Comment 62 for bug 1690085

Revision history for this message
Huygens (huygens-25) wrote :

We are experiencing the same behaviour and error messages with a Ryzen5 1600 CPU and an ASUS PRIME A320M-K motherboard.

What we can add is:

1. When no VMs are running, even if there are long idle periods, the machines can be stable for several days on Ubuntu 16.04.3 using the HWE Kernel 4.10.
2. When we run a single VM on the machine, but both the VM and the host are idle, then we get a crash. The machine is unresponsive, we see CPU soft lockups in the screen, no logs, etc. We tested it with Ubuntu 16.04.3 using the stable and edge HWE kernel (so 4.10 and 4.13), we also even tested with Ubuntu 17.10 and Kernel 4.13. And latest test was with Ubuntu 16.04.3 with custom built Kernel based on HWE edge (so 4.13) with the config CONFIG_RCU_NOCB_CPU, we also got a crash within the following night on one of the 2 machines (note that we did not have ASLR deactivated).

For our latest test we did:
- Ubuntu 16.04.3
- HWE Edge custom built kernel with CONFIG_RCU_NOCB_CPU
- ASLR deactivated
- boot parameters: rcu_nocbs=0-11 processor.max_cstate=1

We set this up last Friday, on Monday morning both machine were down, so it did not help.

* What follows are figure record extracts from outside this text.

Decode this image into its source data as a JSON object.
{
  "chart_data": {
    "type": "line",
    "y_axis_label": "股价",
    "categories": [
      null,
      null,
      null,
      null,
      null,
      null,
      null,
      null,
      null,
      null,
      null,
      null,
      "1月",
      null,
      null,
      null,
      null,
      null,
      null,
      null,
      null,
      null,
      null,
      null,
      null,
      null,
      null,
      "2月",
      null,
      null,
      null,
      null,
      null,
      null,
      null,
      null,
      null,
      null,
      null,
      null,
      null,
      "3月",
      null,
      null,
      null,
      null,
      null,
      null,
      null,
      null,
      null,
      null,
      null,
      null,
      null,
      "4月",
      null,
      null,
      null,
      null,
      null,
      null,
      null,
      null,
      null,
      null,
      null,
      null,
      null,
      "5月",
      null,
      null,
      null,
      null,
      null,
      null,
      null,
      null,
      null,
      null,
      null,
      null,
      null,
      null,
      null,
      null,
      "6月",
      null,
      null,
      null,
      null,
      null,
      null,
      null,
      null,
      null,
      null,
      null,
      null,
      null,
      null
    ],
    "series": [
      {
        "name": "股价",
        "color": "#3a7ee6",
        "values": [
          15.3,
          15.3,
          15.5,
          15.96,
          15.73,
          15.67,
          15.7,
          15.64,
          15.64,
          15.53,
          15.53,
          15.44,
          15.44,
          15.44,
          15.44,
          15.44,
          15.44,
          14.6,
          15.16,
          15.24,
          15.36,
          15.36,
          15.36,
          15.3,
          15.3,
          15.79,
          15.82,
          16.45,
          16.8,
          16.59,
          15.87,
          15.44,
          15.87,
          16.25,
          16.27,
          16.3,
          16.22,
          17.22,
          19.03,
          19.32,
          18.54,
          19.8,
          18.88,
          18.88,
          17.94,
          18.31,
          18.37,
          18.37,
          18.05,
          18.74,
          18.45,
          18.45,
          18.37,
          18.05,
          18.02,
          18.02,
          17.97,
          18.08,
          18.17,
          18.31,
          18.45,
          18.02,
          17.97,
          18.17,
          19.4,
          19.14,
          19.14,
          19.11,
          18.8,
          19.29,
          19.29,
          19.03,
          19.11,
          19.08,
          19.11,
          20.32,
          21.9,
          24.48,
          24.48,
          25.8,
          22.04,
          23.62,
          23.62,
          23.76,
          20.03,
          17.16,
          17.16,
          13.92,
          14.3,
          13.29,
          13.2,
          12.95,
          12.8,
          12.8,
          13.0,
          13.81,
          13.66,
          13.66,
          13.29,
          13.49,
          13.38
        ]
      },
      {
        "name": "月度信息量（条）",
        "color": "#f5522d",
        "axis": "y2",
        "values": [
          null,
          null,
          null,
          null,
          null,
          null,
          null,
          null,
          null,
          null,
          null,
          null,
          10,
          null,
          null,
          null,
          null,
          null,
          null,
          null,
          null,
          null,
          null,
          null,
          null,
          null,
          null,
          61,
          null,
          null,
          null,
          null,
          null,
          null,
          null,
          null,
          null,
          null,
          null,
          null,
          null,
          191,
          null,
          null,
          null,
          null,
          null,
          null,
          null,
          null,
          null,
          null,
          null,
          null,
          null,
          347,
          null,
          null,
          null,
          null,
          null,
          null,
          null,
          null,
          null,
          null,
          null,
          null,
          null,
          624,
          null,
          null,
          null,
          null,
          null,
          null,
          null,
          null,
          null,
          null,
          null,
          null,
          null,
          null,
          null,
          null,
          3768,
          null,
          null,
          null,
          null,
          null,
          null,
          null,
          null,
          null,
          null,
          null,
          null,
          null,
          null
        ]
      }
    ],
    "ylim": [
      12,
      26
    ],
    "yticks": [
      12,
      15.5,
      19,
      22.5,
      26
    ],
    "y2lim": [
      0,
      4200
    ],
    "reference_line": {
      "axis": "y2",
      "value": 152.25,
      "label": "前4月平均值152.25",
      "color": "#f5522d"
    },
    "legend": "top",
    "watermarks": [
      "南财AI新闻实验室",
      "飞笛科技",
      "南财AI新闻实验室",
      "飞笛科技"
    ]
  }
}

PS: our motherboard had the latest "BIOS/UEFI" update which includes AMD AGESA 1.0.0.6B, we even upgraded to a newer firmware (which ASUS has since removed) with stated that it contains AMD AGESA 1.0.0.7A. This morning we saw again another firmware update from ASUS, we are going to apply it on top of our other changes, but if it does not work, we will try to return the machine (and that would be a pity, but stability is the number 1 feature more than the number of core or throughput).